Maps are complex semantic systems combining visual and textual elements. They embody ways of looking at a city – they are about what is where, but they are also about the perception of space. Maps of London are sources of factual information, but they also stimulate the imagination, suggesting ideas of what London and London life is all about. They can be extraordinary works of art, such as the earliest maps of London which were populated by tiny Elizabethan Londoners doing everyday things. When, in the course of the eighteenth century, London became the biggest city in the world, maps became an essential means of navigating and making sense of a place that no Londoner could ever hope to know in its entirety.

From the nineteenth century on, maps have been used to find answers to new questions. In Victorian times Dr John Snow discovered the link between cholera and polluted water by mapping the deadly effect of the disease. Charles Booth began to map poverty and crime. Recent developments in information technology have brought about entirely new ways of mapping London, visualising things such as ethnic diversity and language use, the ways in which Londoners use the underground, the mental maps of cab drivers, the use of bicycles, the average sense of well-being in various parts of London, life expectancy and causes of death, crime, accidents, homelessness and the ways in which London communicates with the rest of the world through air traffic, twitter and photographs made available on the internet. Such maps may not look like conventional maps any more, using new ways of combining visual and textual elements.

Individual maps, their significance as cultural artefacts, textual/visual semantic systems and historical sources as well as various approaches to mapping will be studied in depth. A reader will be made available. The following website provides a good introduction to some current ways of mapping London:

Requirements: thorough preparation for each session, active participation, and written work according to your particular Studienordnung. As always: read, think, enjoy (!!), annotate (!) and look things up if necessary.



Mi 14-16.00, Seminar:

A Poet and his Pet Pig: Robert Harrick

Prof. Dr. Christoph Heyl

Room: R11 T04 C59

Robert Herrick was a remarkable seventeenth-century author whose rediscovery has long been overdue. Born into a wealthy family of goldsmiths (the equivalent of modern bankers), he became a clergyman. Herrick spent much of his life in a remote Devonshire village. He enjoyed life (occasionally leaving his parish behind and going to London to spend time with his mistress) and had a somewhat eccentric sense of humour, keeping a pet pig that was taught to drink beer from its own tankard.
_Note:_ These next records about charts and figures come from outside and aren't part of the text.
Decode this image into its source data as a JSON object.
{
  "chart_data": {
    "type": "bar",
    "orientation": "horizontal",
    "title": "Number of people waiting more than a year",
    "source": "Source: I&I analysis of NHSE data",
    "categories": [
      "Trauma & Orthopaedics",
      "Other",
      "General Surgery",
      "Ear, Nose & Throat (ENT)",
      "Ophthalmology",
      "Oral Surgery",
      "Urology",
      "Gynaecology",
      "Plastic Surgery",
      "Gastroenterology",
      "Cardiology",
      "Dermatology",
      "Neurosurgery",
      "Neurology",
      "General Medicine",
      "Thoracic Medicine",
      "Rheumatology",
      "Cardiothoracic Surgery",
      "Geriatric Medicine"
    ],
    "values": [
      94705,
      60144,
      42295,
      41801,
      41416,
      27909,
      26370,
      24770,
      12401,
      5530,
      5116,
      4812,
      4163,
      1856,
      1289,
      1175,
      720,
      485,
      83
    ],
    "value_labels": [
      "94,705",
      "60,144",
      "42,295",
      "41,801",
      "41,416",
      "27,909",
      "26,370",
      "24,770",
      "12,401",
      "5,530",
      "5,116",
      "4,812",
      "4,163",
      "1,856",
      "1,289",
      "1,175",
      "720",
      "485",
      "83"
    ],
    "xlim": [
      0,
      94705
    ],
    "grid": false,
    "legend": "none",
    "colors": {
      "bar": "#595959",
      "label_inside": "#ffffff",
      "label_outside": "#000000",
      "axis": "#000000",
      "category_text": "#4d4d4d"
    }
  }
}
The revolutionary period brought the loss of his position as a clergyman; as he was a royalist, he was ejected from his living in 1647. The poems he wrote in these difficult times are particularly interesting: What do you do as a poet when you do not agree with the new, revolutionary political system that has just taken your job and livelihood away?

Herrick wrote highly polished, short poems that suggest an obsession with sex, death and the passing of time. The musical quality of work is extraordinary; he knew how to play not only with ideas but also with sounds and rhythms. However, we also find evidence of a royalist agenda in his poetry. Once the political system changed again with the Restoration (1660), Herrick was reinstated and returned to his village.

A reader will be made available. His poems are also available in EEBO (titles: Hesperides, 1648, and Noble Numbers, 1647) which gives you a chance to acquaint yourselves with his work right now. Requirements: thorough preparation for each session, active participation, and written work according to your particular Studienordnung. As always: read, think, enjoy (!!), annotate (!) and look things up if necessary.